We need more affordable housing that doesn’t displace communities who are marginalized. I would work to ensure that the Joint Development program is equitably distributing Metro land for housing and holding developers accountable for building a fair percentage of affordable units to help meet the needs of surrounding communities. To protect existing tenants we have to ensure there are strict provisions to prevent forced evictions along with providing loan options for renters through California’s newly formed public bank. Our housing crisis requires us all to commit to build for all. This means housing nears transit, housing with built-in supportive services, housing that consists of shared living spaces, etc. I believe that we can ensure black communities and other communities of color that have historically been on the short end of the stick for development are able to receive their fair share of housing. This is what the county is capable of and what I am committed to doing as Supervisor.

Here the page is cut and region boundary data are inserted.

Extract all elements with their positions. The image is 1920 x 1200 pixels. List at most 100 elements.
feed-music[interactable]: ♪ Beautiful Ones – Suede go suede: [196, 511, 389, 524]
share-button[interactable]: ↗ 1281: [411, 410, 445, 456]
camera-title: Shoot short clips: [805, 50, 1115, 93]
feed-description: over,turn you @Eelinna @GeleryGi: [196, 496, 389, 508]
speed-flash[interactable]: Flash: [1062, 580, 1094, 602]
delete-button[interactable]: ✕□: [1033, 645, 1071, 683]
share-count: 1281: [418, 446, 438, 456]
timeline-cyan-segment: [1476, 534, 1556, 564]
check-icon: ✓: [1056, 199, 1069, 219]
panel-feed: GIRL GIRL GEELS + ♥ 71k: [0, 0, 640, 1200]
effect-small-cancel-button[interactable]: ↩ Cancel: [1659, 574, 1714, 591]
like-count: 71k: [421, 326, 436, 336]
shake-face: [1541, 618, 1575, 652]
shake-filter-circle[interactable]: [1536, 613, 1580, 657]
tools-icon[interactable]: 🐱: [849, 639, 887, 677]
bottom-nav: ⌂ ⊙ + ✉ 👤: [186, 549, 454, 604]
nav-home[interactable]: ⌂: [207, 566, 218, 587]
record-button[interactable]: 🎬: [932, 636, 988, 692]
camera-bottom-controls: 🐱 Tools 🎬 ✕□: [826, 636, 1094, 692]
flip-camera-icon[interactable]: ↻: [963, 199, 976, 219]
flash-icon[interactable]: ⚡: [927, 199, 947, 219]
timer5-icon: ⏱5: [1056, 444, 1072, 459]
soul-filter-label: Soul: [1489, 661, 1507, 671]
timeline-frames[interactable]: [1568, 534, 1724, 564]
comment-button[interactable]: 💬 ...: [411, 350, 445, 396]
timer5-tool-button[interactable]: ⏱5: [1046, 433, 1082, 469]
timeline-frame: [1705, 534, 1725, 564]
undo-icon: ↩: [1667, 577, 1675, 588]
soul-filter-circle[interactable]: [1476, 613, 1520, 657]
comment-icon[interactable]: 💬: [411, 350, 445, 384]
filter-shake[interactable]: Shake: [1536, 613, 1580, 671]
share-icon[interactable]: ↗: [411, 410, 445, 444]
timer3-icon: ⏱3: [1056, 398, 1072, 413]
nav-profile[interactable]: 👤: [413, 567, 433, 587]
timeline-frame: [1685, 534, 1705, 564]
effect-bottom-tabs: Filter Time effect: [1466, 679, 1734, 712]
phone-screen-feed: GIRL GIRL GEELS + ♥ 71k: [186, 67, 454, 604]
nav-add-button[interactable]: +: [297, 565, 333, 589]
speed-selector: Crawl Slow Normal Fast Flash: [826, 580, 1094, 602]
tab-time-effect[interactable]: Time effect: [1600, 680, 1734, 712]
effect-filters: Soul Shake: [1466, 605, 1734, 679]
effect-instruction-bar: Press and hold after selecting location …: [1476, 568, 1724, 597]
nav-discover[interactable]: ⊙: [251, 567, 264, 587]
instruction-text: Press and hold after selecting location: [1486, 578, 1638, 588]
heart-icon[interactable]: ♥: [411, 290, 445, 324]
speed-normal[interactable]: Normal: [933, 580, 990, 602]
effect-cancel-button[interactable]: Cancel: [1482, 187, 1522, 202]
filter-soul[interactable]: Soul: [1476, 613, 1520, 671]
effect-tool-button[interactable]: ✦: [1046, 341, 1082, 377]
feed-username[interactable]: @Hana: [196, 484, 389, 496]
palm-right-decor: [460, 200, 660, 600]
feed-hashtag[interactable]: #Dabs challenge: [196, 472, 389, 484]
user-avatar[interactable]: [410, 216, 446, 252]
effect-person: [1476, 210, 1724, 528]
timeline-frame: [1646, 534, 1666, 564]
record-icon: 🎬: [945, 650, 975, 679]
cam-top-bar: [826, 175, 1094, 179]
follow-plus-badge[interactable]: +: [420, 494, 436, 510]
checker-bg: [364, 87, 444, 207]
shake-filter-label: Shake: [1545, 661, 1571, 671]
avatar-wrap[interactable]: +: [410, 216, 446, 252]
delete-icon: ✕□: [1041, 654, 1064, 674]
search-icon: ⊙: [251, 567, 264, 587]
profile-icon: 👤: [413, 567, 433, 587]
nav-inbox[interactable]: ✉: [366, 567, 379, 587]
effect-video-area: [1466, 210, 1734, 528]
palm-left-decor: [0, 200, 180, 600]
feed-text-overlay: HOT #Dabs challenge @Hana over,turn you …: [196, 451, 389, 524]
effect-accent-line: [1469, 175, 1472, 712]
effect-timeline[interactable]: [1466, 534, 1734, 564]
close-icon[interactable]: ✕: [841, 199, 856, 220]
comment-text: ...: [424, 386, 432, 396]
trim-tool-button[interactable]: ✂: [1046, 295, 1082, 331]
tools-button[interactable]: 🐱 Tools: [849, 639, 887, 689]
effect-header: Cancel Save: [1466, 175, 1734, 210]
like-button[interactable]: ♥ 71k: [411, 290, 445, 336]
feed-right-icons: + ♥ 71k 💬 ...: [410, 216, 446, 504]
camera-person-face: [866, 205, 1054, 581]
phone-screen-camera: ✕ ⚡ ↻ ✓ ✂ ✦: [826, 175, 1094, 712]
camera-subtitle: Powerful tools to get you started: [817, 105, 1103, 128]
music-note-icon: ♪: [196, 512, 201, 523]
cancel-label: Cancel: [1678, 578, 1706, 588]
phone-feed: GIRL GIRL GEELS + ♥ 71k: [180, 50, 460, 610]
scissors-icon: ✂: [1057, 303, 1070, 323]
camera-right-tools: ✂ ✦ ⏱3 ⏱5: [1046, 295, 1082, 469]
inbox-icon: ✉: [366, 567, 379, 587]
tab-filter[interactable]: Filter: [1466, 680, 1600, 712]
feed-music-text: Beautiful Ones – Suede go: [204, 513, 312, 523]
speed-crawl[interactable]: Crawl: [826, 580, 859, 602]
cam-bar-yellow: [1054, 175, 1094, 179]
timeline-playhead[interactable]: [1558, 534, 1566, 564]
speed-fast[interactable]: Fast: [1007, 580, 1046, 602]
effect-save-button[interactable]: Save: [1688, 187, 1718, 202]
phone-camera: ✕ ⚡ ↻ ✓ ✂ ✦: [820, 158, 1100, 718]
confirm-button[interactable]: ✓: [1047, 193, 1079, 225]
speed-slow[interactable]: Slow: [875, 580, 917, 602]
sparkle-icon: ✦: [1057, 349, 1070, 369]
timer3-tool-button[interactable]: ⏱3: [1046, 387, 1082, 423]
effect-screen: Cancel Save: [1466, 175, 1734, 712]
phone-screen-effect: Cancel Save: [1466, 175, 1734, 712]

5. Far too many Angelenos face barriers in their access to public space including on public transit. For example, many Metro riders—but especially women—face high levels of harassment from other system users. At the same time, teens and young men of color are too frequently the victims of police brutality for simply existing in public spaces. In 2017 and fed by the false narrative that more policing provides more safety for riders, Metro directors approved a 5-year, nearly $1 billion security contract which has expanded the presence of armed police on trains and buses. What will you do to address the issue of harassment on Metro services and what would you do to build a relationship of trust between communities of color and law enforcement?
Public spaces must be inclusive for all Angelenos. Building trust between the police and community members takes time and can be done through forums where police officers address community concerns. Security funds can be spent on expanding surveillance on busses and trains to protect folks from harassment and hold officers accountable.
6. Metro CEO Phil Washington has called for congestion pricing to fund free transit in the Los Angeles region. A) What are your thoughts on Congestion Pricing and would you seek to expand Metro’s ExpressLanes program? B) Do you support making transit in Los Angeles County free?
I agree that congestion pricing should help fund free transit. We have to make sure the community is at the table on how we roll out congestion pricing and prioritize which areas receive funding from revenue earned. All options need to be considered for improving the quality of our transportation services and decreasing the cost of public transit for under-served communities. I would be open to expanding our Express Lane program contingent on having an equitable plan for how the revenue earned will be invested into communities that are in close proximity to highways and whose residents are more likely to take rely on public transit. I also support making transit in Los Angeles County free and more accessible for students and low-income residents.